Case Study · Alaska Airlines · 2019–2021
Airport Lobby of the Future
Replacing Alaska Airlines' aging, expensive kiosk fleet with a mobile-first, iPad-based check-in experience that sped up the lobby and cut hardware cost.
- Disciplines
- Product Design · Design Leadership · Service Design
- Categories
- Aviation · Self-Service · iPadOS · 0→1

48 sec
Transaction time, down from 2–3 min
60%
Lower hardware cost ($15k → $9k)
10 / qtr
Release cadence, up from 10 / yr
79
Airports rolled out
Context
Alaska Airlines' airport kiosks were expensive to maintain, inflexible, and slow to evolve under heavy technical constraints, with time on task running two to three minutes per session. The airline made a strategic call to move off its legacy kiosks and find a replacement that improved both the guest experience and lobby throughput.
My role
I led design for the iPadOS self-service app, partnering with Lanna Liu on hardware and human factors across a cross–Air Group initiative.
The challenge
How might we leverage a burning platform alongside mobile growth to increase self-service bag tagging, reduce dependence on full-service counters, and raise lobby throughput?
Approach
The answer pushed the journey to the device already in the guest's hand. Guests print bag tags from their own phone and move through check-in quickly, with iPads, in partnership with Apple, replacing the bespoke NCR kiosk hardware.
- Mobile-first bag tagging: guests tag bags from their own device, easing reliance on full-service counters.
- iPad over bespoke hardware: off-the-shelf iPads replace NCR kiosks, dropping per-unit cost and letting the experience ship as software.
Process
The work ran across four phases over two years:
- Future-lobby workshops (2019): framing the vision for a next-generation lobby.
- Research and discovery (2019–2020): studying guest behavior and the constraints to design within.
- Product development (2020): building the iPad self-service experience.

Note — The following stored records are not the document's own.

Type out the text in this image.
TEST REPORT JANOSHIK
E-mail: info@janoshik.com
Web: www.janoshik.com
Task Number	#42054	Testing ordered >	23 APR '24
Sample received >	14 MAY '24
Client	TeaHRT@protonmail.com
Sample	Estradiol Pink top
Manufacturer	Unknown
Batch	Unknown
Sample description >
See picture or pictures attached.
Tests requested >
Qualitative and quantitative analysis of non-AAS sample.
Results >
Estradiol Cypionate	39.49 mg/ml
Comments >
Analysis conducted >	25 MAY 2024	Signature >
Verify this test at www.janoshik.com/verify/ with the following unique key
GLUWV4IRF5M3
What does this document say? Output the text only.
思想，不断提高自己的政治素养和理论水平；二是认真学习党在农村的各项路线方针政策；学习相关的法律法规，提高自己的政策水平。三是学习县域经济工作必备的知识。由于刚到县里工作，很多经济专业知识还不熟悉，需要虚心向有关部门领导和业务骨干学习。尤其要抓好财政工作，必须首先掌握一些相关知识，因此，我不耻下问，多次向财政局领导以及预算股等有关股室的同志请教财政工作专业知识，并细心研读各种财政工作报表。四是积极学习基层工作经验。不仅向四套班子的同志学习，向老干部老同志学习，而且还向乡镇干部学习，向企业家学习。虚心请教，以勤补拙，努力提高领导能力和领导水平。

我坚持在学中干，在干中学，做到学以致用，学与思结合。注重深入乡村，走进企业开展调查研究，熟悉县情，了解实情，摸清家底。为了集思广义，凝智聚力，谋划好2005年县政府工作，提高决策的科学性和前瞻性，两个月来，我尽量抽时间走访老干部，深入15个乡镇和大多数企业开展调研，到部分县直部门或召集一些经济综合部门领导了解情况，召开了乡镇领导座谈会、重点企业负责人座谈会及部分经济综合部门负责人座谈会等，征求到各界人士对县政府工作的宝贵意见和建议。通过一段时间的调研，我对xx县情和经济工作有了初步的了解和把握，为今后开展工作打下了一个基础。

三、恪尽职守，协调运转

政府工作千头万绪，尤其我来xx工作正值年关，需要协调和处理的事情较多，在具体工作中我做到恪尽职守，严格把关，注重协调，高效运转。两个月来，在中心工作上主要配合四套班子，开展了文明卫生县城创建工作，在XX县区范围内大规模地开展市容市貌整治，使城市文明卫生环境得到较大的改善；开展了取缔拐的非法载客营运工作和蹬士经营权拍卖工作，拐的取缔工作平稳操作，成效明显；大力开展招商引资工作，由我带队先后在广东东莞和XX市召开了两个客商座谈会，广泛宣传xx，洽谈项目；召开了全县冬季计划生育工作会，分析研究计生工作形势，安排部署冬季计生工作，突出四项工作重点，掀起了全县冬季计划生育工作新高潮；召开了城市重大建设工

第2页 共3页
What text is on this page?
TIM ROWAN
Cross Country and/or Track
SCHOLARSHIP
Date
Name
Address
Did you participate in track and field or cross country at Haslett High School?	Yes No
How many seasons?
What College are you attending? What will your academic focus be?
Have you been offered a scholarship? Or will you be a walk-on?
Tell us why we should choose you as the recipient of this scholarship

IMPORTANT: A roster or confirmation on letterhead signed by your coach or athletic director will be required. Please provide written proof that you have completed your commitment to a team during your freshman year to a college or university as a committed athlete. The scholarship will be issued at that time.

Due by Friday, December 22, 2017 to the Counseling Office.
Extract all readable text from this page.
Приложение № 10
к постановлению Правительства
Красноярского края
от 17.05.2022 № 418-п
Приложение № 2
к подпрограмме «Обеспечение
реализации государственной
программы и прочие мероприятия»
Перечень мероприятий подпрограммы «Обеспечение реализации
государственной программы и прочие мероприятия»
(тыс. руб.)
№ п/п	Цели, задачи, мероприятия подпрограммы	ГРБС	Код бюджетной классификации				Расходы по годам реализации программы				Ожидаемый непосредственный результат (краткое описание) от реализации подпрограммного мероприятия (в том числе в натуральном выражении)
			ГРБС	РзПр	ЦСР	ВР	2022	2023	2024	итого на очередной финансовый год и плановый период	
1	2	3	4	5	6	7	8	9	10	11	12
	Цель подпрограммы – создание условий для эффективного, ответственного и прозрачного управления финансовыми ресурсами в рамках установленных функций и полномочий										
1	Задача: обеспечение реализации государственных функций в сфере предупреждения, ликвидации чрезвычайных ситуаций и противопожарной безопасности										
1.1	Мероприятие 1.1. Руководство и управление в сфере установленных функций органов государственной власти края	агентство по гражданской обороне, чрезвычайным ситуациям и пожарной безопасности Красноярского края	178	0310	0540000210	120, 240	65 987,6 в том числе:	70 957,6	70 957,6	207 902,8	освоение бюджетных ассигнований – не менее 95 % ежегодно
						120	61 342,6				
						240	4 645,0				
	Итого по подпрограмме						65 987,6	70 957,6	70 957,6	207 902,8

- Pilot and learnings (2021): launching at Boise and measuring against CSAT and usability goals.
Outcome
The pilot launched at Boise International (BOI) in January 2021 and met its CSAT and usability targets. At the new iPad bag-tag stations, transaction time dropped from two to three minutes to about 48 seconds, a roughly 3X reduction Alaska cited publicly. Moving from bespoke kiosks to iPads cut hardware cost by 60%, from $15k to $9k per unit, and shifted release cadence from roughly ten per year toward ten per quarter, since the experience now shipped as software. The product rolled out across 79 airports.